If I was to make a compilation CD of the music that shaped my youth, Van Morrison would probably appear as a bonus track. He was there, lurking in the background never at the forefront. I can pinpoint his importance through sneaky memories, particularly linked to key songs and key moments that perhaps other people involved aren’t aware of. And oh how I loved the opening scene of ‘The Outsiders’ with sexy Matt Dillon leaning against the building as ‘Gloria’ played in the background – smooth.
Last night I had the opportunity to finally see Van Morrison live. The alien experience was finding myself feeling thoroughly unexcited about going to see an artist perform whom, quite frankly, I’d waited years to see. Don’t get me wrong, he and his band were fantastic; there was a real tightness to them, great skill shared among. What was disappointing to me was hearing jazz played in a large tent in a field. I felt the act would have been better suited to a more intimate venue.
When you attend festivals you run the risk of being disappointed by seeing a band you love. Either they don’t play the more esoteric tracks that true fans would appreciate or they don’t play enough popular tracks in favour of promoting their own new material. It’s difficult to get it right. In my experience a balance works well. A mix of the old and the new; the hackneyed and the rarities. Last night the place lacked buzz, energy. Over the sound of the music was this remarkable din, not of singing along with the band or even cheering, but chatting over this main act.

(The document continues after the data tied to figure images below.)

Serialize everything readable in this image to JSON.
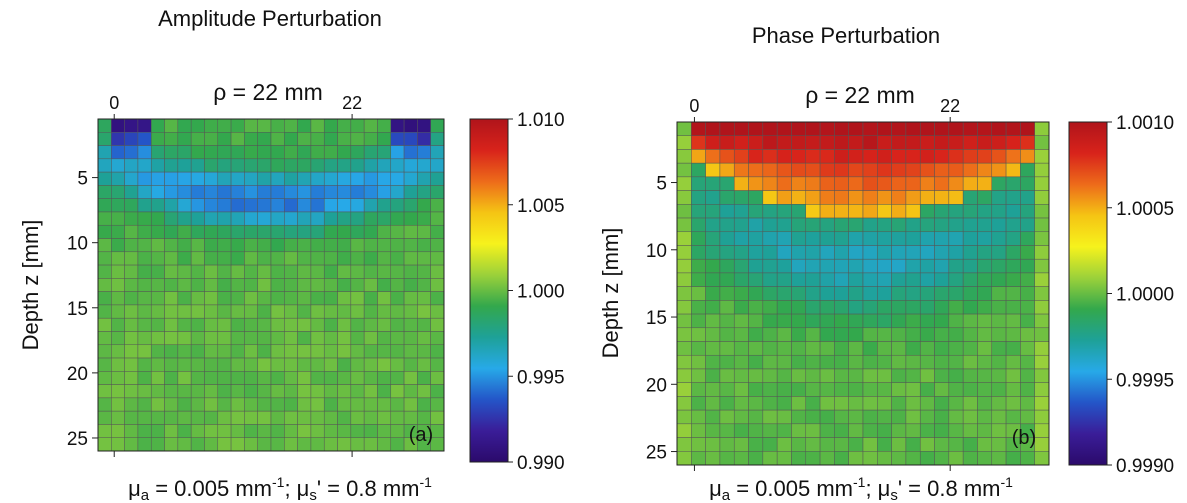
{
  "chart_data": [
    {
      "type": "heatmap",
      "title": "Amplitude Perturbation",
      "subtitle": "ρ = 22 mm",
      "panel_label": "(a)",
      "ylabel": "Depth z  [mm]",
      "caption": {
        "mua": "μa = 0.005 mm-1; μs' = 0.8 mm-1",
        "mua_sym": "μ",
        "mua_sub": "a",
        "mua_val": " = 0.005 mm",
        "mua_sup": "-1",
        "sep": "; ",
        "mus_sym": "μ",
        "mus_sub": "s",
        "mus_val": "' = 0.8 mm",
        "mus_sup": "-1"
      },
      "x_ticks": [
        0,
        22
      ],
      "x_tick_labels": [
        "0",
        "22"
      ],
      "xlim": [
        -1.5,
        30.5
      ],
      "y_ticks": [
        5,
        10,
        15,
        20,
        25
      ],
      "y_tick_labels": [
        "5",
        "10",
        "15",
        "20",
        "25"
      ],
      "ylim": [
        26,
        0.5
      ],
      "grid_cols": 26,
      "grid_rows": 25,
      "colorbar": {
        "min": 0.99,
        "max": 1.01,
        "ticks": [
          1.01,
          1.005,
          1.0,
          0.995,
          0.99
        ],
        "tick_labels": [
          "1.010",
          "1.005",
          "1.000",
          "0.995",
          "0.990"
        ]
      },
      "model": {
        "kind": "amplitude",
        "base": 0.9994,
        "dip": 0.0052,
        "edge_dip": 0.0085,
        "noise": 0.0004
      }
    },
    {
      "type": "heatmap",
      "title": "Phase Perturbation",
      "subtitle": "ρ = 22 mm",
      "panel_label": "(b)",
      "ylabel": "Depth z  [mm]",
      "caption": {
        "mua_sym": "μ",
        "mua_sub": "a",
        "mua_val": " = 0.005 mm",
        "mua_sup": "-1",
        "sep": "; ",
        "mus_sym": "μ",
        "mus_sub": "s",
        "mus_val": "' = 0.8 mm",
        "mus_sup": "-1"
      },
      "x_ticks": [
        0,
        22
      ],
      "x_tick_labels": [
        "0",
        "22"
      ],
      "xlim": [
        -1.5,
        30.5
      ],
      "y_ticks": [
        5,
        10,
        15,
        20,
        25
      ],
      "y_tick_labels": [
        "5",
        "10",
        "15",
        "20",
        "25"
      ],
      "ylim": [
        26,
        0.5
      ],
      "grid_cols": 26,
      "grid_rows": 25,
      "colorbar": {
        "min": 0.999,
        "max": 1.001,
        "ticks": [
          1.001,
          1.0005,
          1.0,
          0.9995,
          0.999
        ],
        "tick_labels": [
          "1.0010",
          "1.0005",
          "1.0000",
          "0.9995",
          "0.9990"
        ]
      },
      "model": {
        "kind": "phase",
        "base": 0.99998,
        "peak": 0.00095,
        "trough": 0.00033,
        "noise": 4e-05
      }
    }
  ],
  "colormap": [
    "#2b0a6b",
    "#3a1d98",
    "#2455c8",
    "#27a9e8",
    "#1ea198",
    "#33a84c",
    "#9bd13a",
    "#f6f21c",
    "#f5c414",
    "#ed6b1a",
    "#d8231b",
    "#b0141b"
  ]
}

I guess part of me feels that an act such as this should be treated with more reverence. We were privy to a neat performance with extremely talented musicians, often playing more than one instrument, the scatting of the lead singer (although disappointingly his band was not referred to in the posters, just the singer himself when anywho who’s witnessed it knows that it’s so much more – eh hello Bruce Springsteen, what do you say to that?).
The show ran to just over an hour and a half and a significant portion was devoted to lesser known tracks, which was pleasing to hear. What came as a personal disappointment to me was when the band launched into ‘Moondance’ playing a slightly different version from the norm. The realisation that the crowd knew this song filtered through the masses at varying rates. Once it had sunk in, the crowd adopted a sudden sense of life, energy. For the remaining five or so well known tracks, it finally felt like a proper gig where people were happy and excited, charged.
I was disappointed. No more so than when I saw and heard people get so excited about ‘Brown Eyed Girl’. As a fan of this song (who isn’t?) I found myself thinking it was hackneyed beyond the point of being able to properly enjoy it. It’s not the artist’s fault. It was a fantastic performance of a song that has made him extremely well known over the years. It just upset me that this was the one that got the crowd going, I felt all of my cynicism pour through me as these people, from differing generations, bopped about. Maybe if he’d just got it over the way right at the start and zigzagged between old and new material it might have been a richer experience.
The thing that finally satisfied me was to have Van Morrison not return to the stage after he left abruptly during ‘Gloria’. I just felt that to return and take centre stage and, potentially, all the glory after the lengthy improvised stint from his band would have cheapened the entire performance. I’m glad he bowed out gracefully, shame about the lack of chat with the crowd…
Am I just a stick in the mud or have you felt this way at a gig before?